The musical horse is usually noble and male (though dysphoric women on horses like the Valkyries are another topic), and gallops along in a certain kind of 6/8 which then becomes, of itself, a musical topic which you find littering the musical field of the 19th century. And it is quite definitely a 19th century topic, part of the Romantic landscape, so to speak. Anyway, Monelle devotes 22 pages of the book to the subject (pp. 45-67), and I can’t do justice to the extraordinary depth and detail of his work, so if you’re interested, get the book or read a section of it on Google books.

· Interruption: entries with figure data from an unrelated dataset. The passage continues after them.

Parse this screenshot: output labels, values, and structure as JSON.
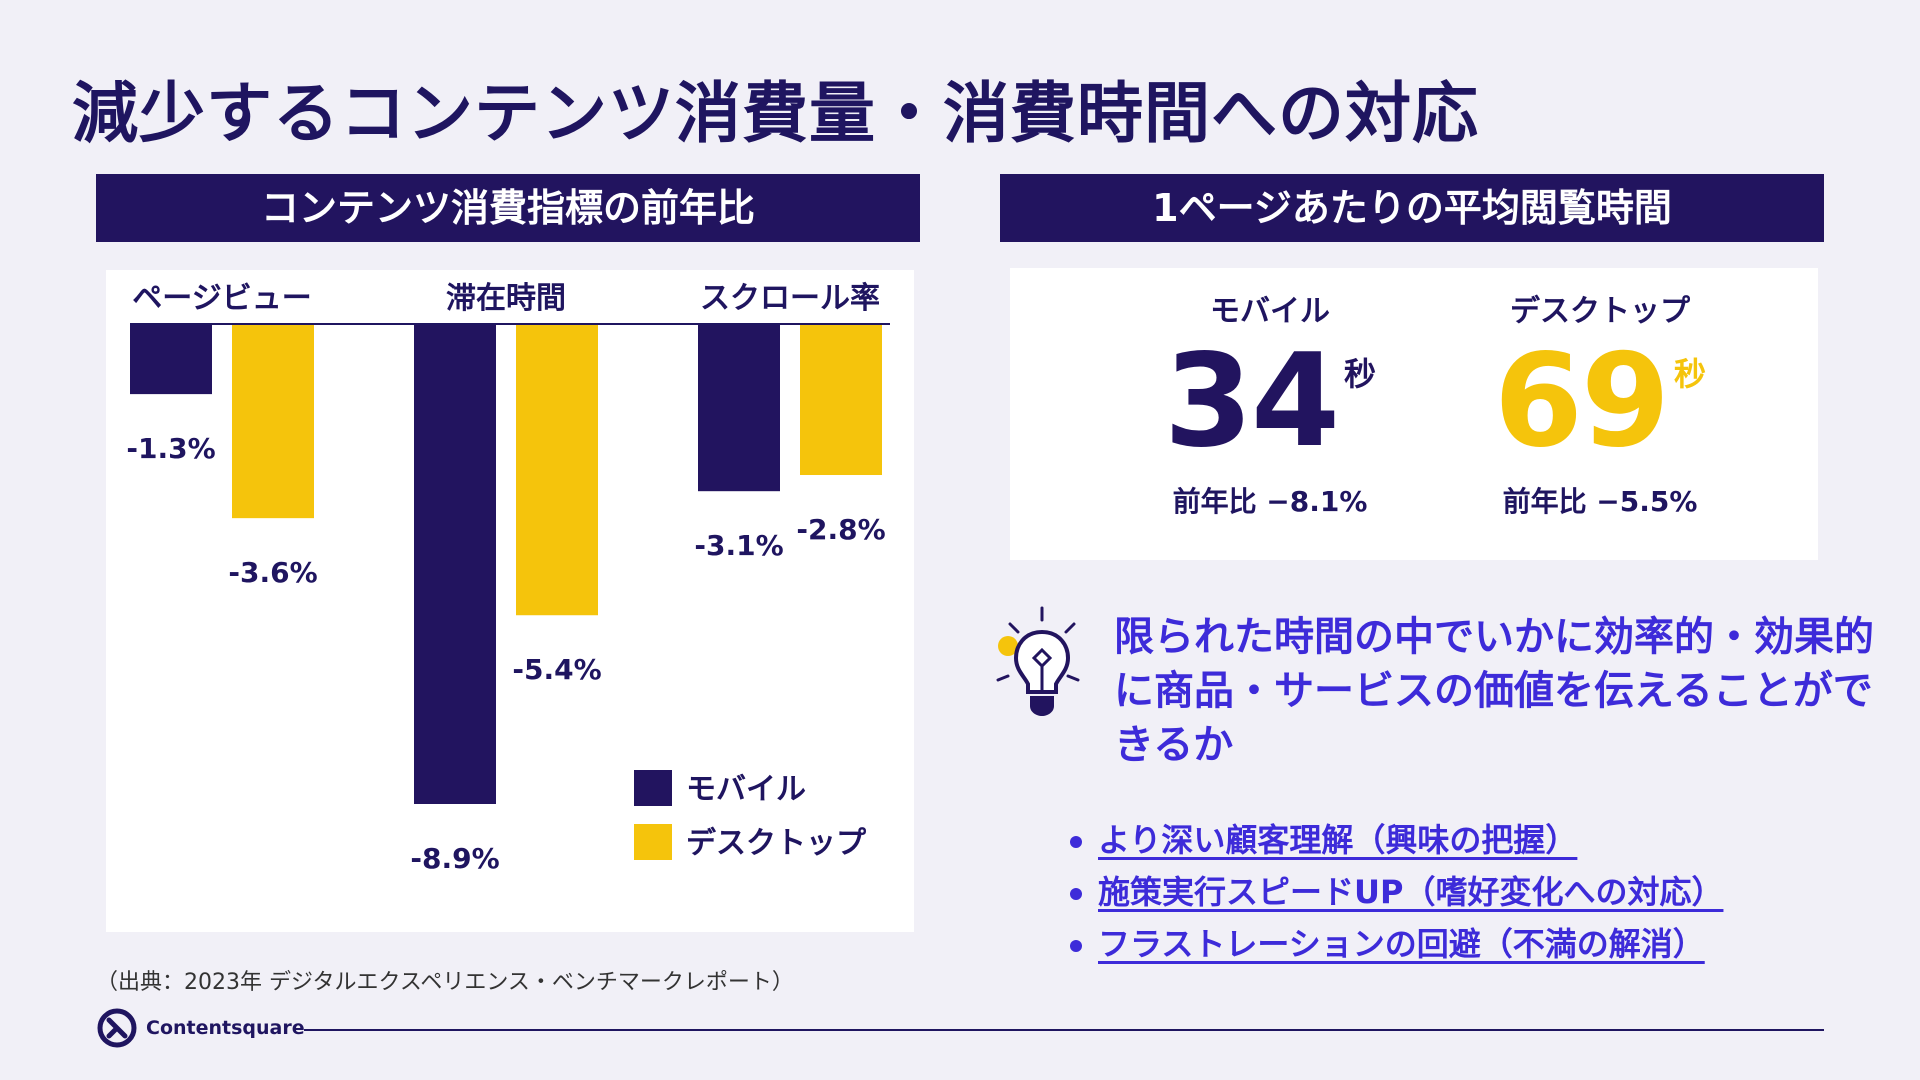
{
  "title": "減少するコンテンツ消費量・消費時間への対応",
  "left_panel": {
    "heading": "コンテンツ消費指標の前年比"
  },
  "right_panel": {
    "heading": "1ページあたりの平均閲覧時間",
    "mobile": {
      "label": "モバイル",
      "value": "34",
      "unit": "秒",
      "yoy": "前年比 −8.1%"
    },
    "desktop": {
      "label": "デスクトップ",
      "value": "69",
      "unit": "秒",
      "yoy": "前年比 −5.5%"
    }
  },
  "message": {
    "icon": "lightbulb-icon",
    "text": "限られた時間の中でいかに効率的・効果的に商品・サービスの価値を伝えることができるか"
  },
  "points": [
    {
      "text": "より深い顧客理解（興味の把握）"
    },
    {
      "text": "施策実行スピードUP（嗜好変化への対応）"
    },
    {
      "text": "フラストレーションの回避（不満の解消）"
    }
  ],
  "source": "（出典：2023年 デジタルエクスペリエンス・ベンチマークレポート）",
  "brand": "Contentsquare",
  "colors": {
    "mobile": "#22145f",
    "desktop": "#f5c40c",
    "accent": "#3d2bd9",
    "band": "#22145f"
  },
  "chart_data": {
    "type": "bar",
    "title": "コンテンツ消費指標の前年比",
    "categories": [
      "ページビュー",
      "滞在時間",
      "スクロール率"
    ],
    "series": [
      {
        "name": "モバイル",
        "values": [
          -1.3,
          -8.9,
          -3.1
        ],
        "labels": [
          "-1.3%",
          "-8.9%",
          "-3.1%"
        ]
      },
      {
        "name": "デスクトップ",
        "values": [
          -3.6,
          -5.4,
          -2.8
        ],
        "labels": [
          "-3.6%",
          "-5.4%",
          "-2.8%"
        ]
      }
    ],
    "ylim": [
      -8.9,
      0
    ],
    "legend": "bottom-right",
    "grid": false
  }
}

I was lucky enough to discover The Sense of Music just when I was desperately struggling to find horsey music (in the musical sense) for picked-up gallops in a dance syllabus I was working on. (Interestingly, the fact that the noble horse is a 19th century topic might explain why picked-up gallops are still de rigeur in children’s ballet – it’s a throwback to the topic of the literary horse in the Romantic era. Who knows.)
Here was a person who had wrestled with precisely the same questions as I had, albeit for different reasons, and here, oddly enough, was more useful information about selecting music for dance classes than I have ever read anywhere else. I rushed to buy a related book by Monelle called The Musical Topic: Hunt, Military & Pastoral which goes into extraordinary detail about the those topics in music, and the social, cultural and historical context that gave rise to them.
And to celebrate this bizarre connection between semiotics and picked-up gallops, if you look really closely in the DVD extras of the RAD Pre-Primary in Dance & Primary in Dance where musical co-producer Andrew Holdsworth & I are talking about the process of creating the music for that syllabus, you’ll see that I had placed a copy of The Musical Topic on the MIDI keyboard in the background.
Raymond Monelle was my father. He died on the twelfth of March, and his funeral was yesterday, the 19th. I had told the rector of his church, when he was asking for material for his address at the funeral, that you can find all kinds of interesting bits and pieces if you google him. What he found was your blog, and he quoted it in the funeral address.
My father only had the very vaguest idea of what a blog was, and so he would never have seen what you wrote himself, but he would have been truly delighted to have seen that his work was interesting and helpful to more people than other semioticians. It delighted me, too, and all his family and friends. Thank you for that.